Oh god. he was wearing a sweatshirt and he took it off before class started and his tank top rode up and his tummy was so sexy. omg. Hes beautiful.
I was just wondering why it was so quiet on campus, and then I realized that I am currently partially dead in one ear.
I”m pretty sure if I wasn’t dancing and jumping around, I would have had the biggest boner in the whole world, due to the fact that my Zumba instructor tonight was fine as FUCK.
I have two New Year’s resolutions, and they are as follows:
1.) I will work out, stop eating shitty foods, actually cook for once, and I will stick to it this time. I have to be patient with my body. I’ve looked for instant gratification in previous attempts; however, I am aware That it doesn’t work like that. I’ve not started with this one because I don’t have a gym here, and I am still on break, but as soon as I get back to UCF I am starting with it. I don’t want to do this for anyone but myself, I want to feel attractive and look good. I want nice clothes and to look good in them. I want to not feel fat and insecure everywhere I go. I will do this.
2.) I will stop giving a shit for other people’s issues. This, however, does not mean that I will be a shitty friend, it just means that I will focus on myself and no one else. I have too many things on my mind and I have enough to worry about. In the past I’ve tried fixing my friends problems, their shitty relationships, and their poor choices, but no more. The energy I’ve put into caring about their shit could have been used for much better things, not only to mention that they have not concerned themselves with my issues like I have with theirs. I am done with all of that and moving on.
If I don’t get a job next semester I am So fucked.
I literally have $600 to my name. That will last me all of a month and a half.
This is so frustrating. Like, I have no one to help me. I am so scared. I have no issue with working and earning my own money, it’s just finding a job either on campus or somewhere that I can easily walk to.

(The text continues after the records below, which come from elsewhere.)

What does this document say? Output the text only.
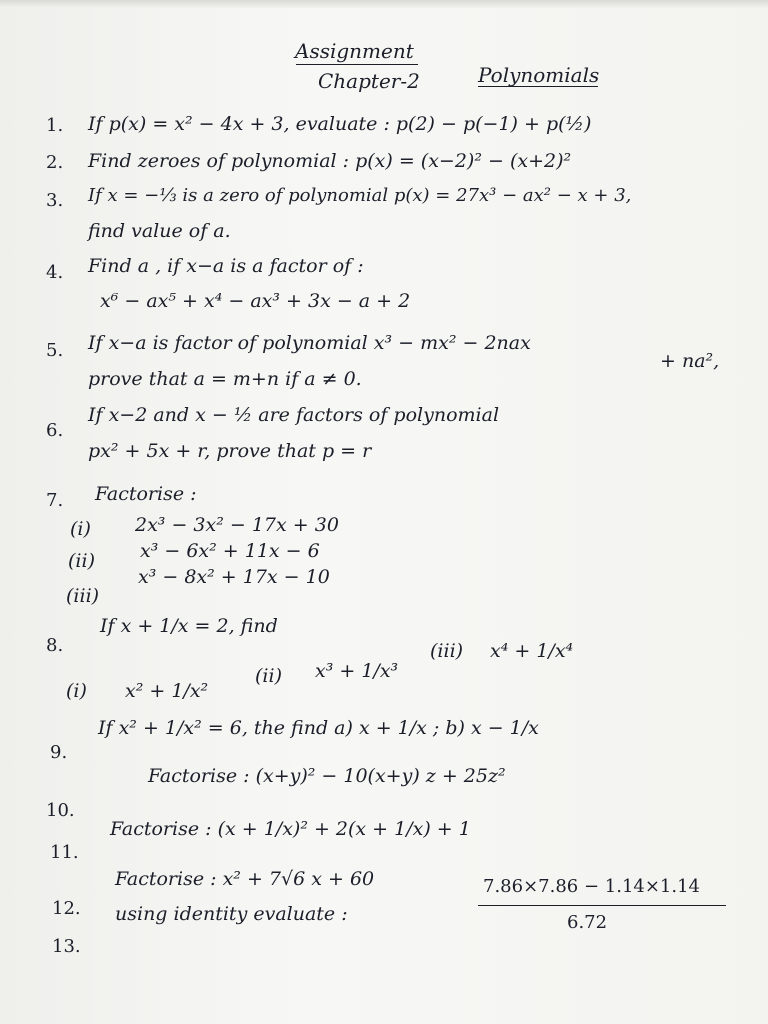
Assignment
Chapter-2	Polynomials
1. If p(x) = x² − 4x + 3, evaluate : p(2) − p(−1) + p(½)
2. Find zeroes of polynomial : p(x) = (x−2)² − (x+2)²
3. If x = −⅓ is a zero of polynomial p(x) = 27x³ − ax² − x + 3,
find value of a.
4. Find a , if x−a is a factor of :
x⁶ − ax⁵ + x⁴ − ax³ + 3x − a + 2
5. If x−a is factor of polynomial x³ − mx² − 2nax
+ na²,
prove that a = m+n if a ≠ 0.
6.
If x−2 and x − ½ are factors of polynomial
px² + 5x + r, prove that p = r
7. Factorise :
(i) 2x³ − 3x² − 17x + 30
(ii) x³ − 6x² + 11x − 6
(iii)
x³ − 8x² + 17x − 10
8.
If x + 1/x = 2, find
(i) x² + 1/x²
(ii) x³ + 1/x³
(iii) x⁴ + 1/x⁴
9.
If x² + 1/x² = 6, the find a) x + 1/x ; b) x − 1/x
10.
Factorise : (x+y)² − 10(x+y) z + 25z²
11.
Factorise : (x + 1/x)² + 2(x + 1/x) + 1
12.
Factorise : x² + 7√6 x + 60
13.
using identity evaluate :
7.86×7.86 − 1.14×1.14
6.72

Fuck this. Fuck being broke.
I just wish for once I didn’t have to worry about money. I wish I had that option.
So, I know it might seem crazy, but the other day I just started thinking about marriage and stuff. I mean, I’m turning 20 in two months and its just entering a whole new decade. Seriously, time flies and in ten years, ill be thirty. I have this dream of being married at like 26 and having a family an being settled down. I know I still have time, but time is just going by so fast.
I feel like I’m just gonna be a cat lady forever.

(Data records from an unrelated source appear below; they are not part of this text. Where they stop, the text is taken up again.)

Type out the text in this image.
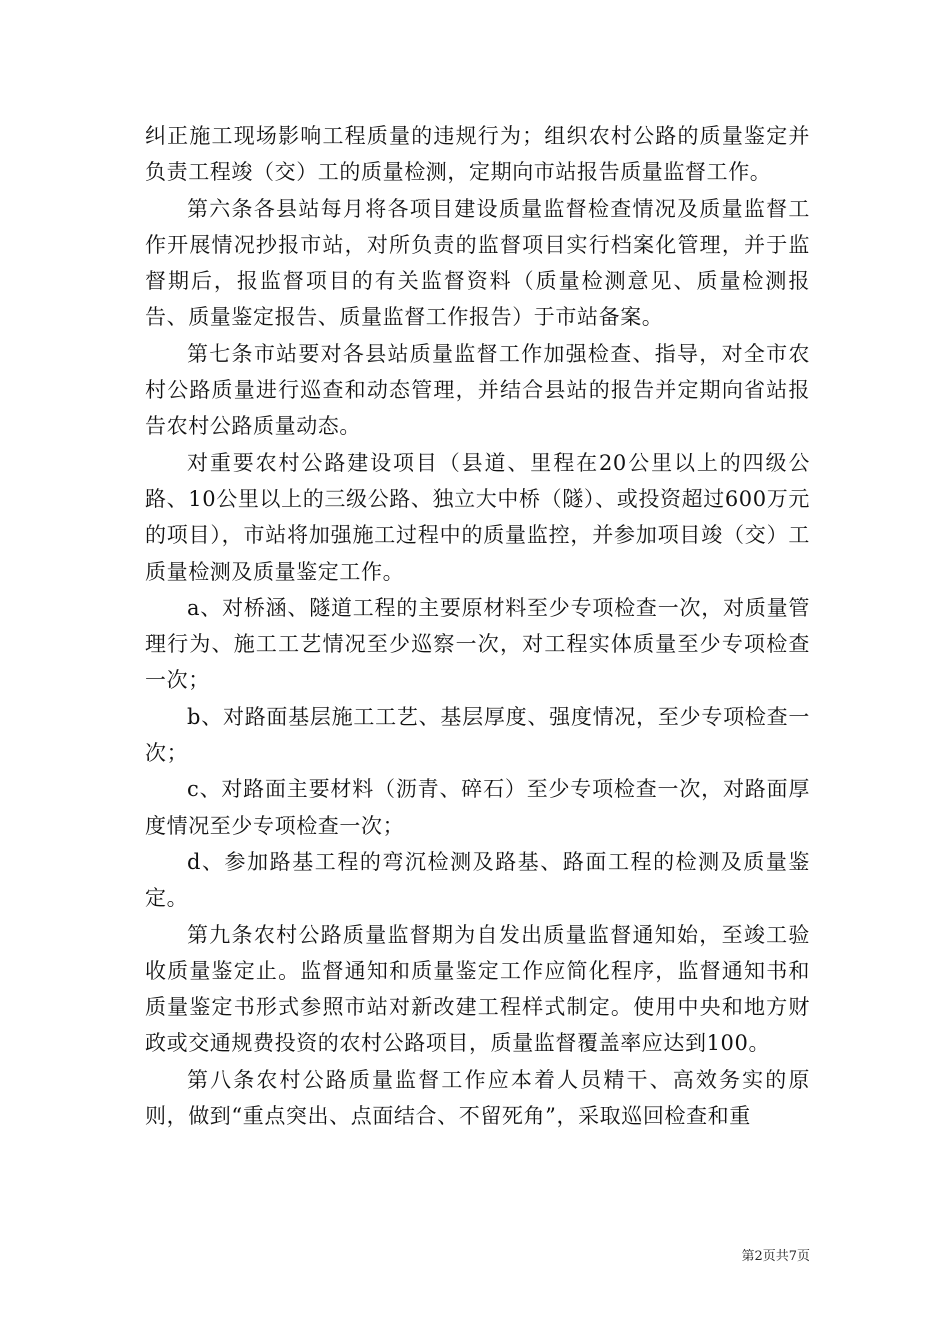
纠正施工现场影响工程质量的违规行为；组织农村公路的质量鉴定并负责工程竣（交）工的质量检测，定期向市站报告质量监督工作。

第六条各县站每月将各项目建设质量监督检查情况及质量监督工作开展情况抄报市站，对所负责的监督项目实行档案化管理，并于监督期后，报监督项目的有关监督资料（质量检测意见、质量检测报告、质量鉴定报告、质量监督工作报告）于市站备案。

第七条市站要对各县站质量监督工作加强检查、指导，对全市农村公路质量进行巡查和动态管理，并结合县站的报告并定期向省站报告农村公路质量动态。

对重要农村公路建设项目（县道、里程在20公里以上的四级公路、10公里以上的三级公路、独立大中桥（隧）、或投资超过600万元的项目），市站将加强施工过程中的质量监控，并参加项目竣（交）工质量检测及质量鉴定工作。

a、对桥涵、隧道工程的主要原材料至少专项检查一次，对质量管理行为、施工工艺情况至少巡察一次，对工程实体质量至少专项检查一次；

b、对路面基层施工工艺、基层厚度、强度情况，至少专项检查一次；

c、对路面主要材料（沥青、碎石）至少专项检查一次，对路面厚度情况至少专项检查一次；

d、参加路基工程的弯沉检测及路基、路面工程的检测及质量鉴定。

第九条农村公路质量监督期为自发出质量监督通知始，至竣工验收质量鉴定止。监督通知和质量鉴定工作应简化程序，监督通知书和质量鉴定书形式参照市站对新改建工程样式制定。使用中央和地方财政或交通规费投资的农村公路项目，质量监督覆盖率应达到100。

第八条农村公路质量监督工作应本着人员精干、高效务实的原则，做到“重点突出、点面结合、不留死角”，采取巡回检查和重

第2页共7页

So, My brother that lives in Colombia got married on Friday, and I guess for his honeymoon he came up to Florida for the week to go on a cruise to the Bahamas for his honeymoon. However, On Sunday, him, his wife, and my little brother went up to Universal and they didn’t even have the decency to tell me. I Live half an hour from the fucking park and he couldn’t even come visit me or anything.
I am really angry and annoyed right now.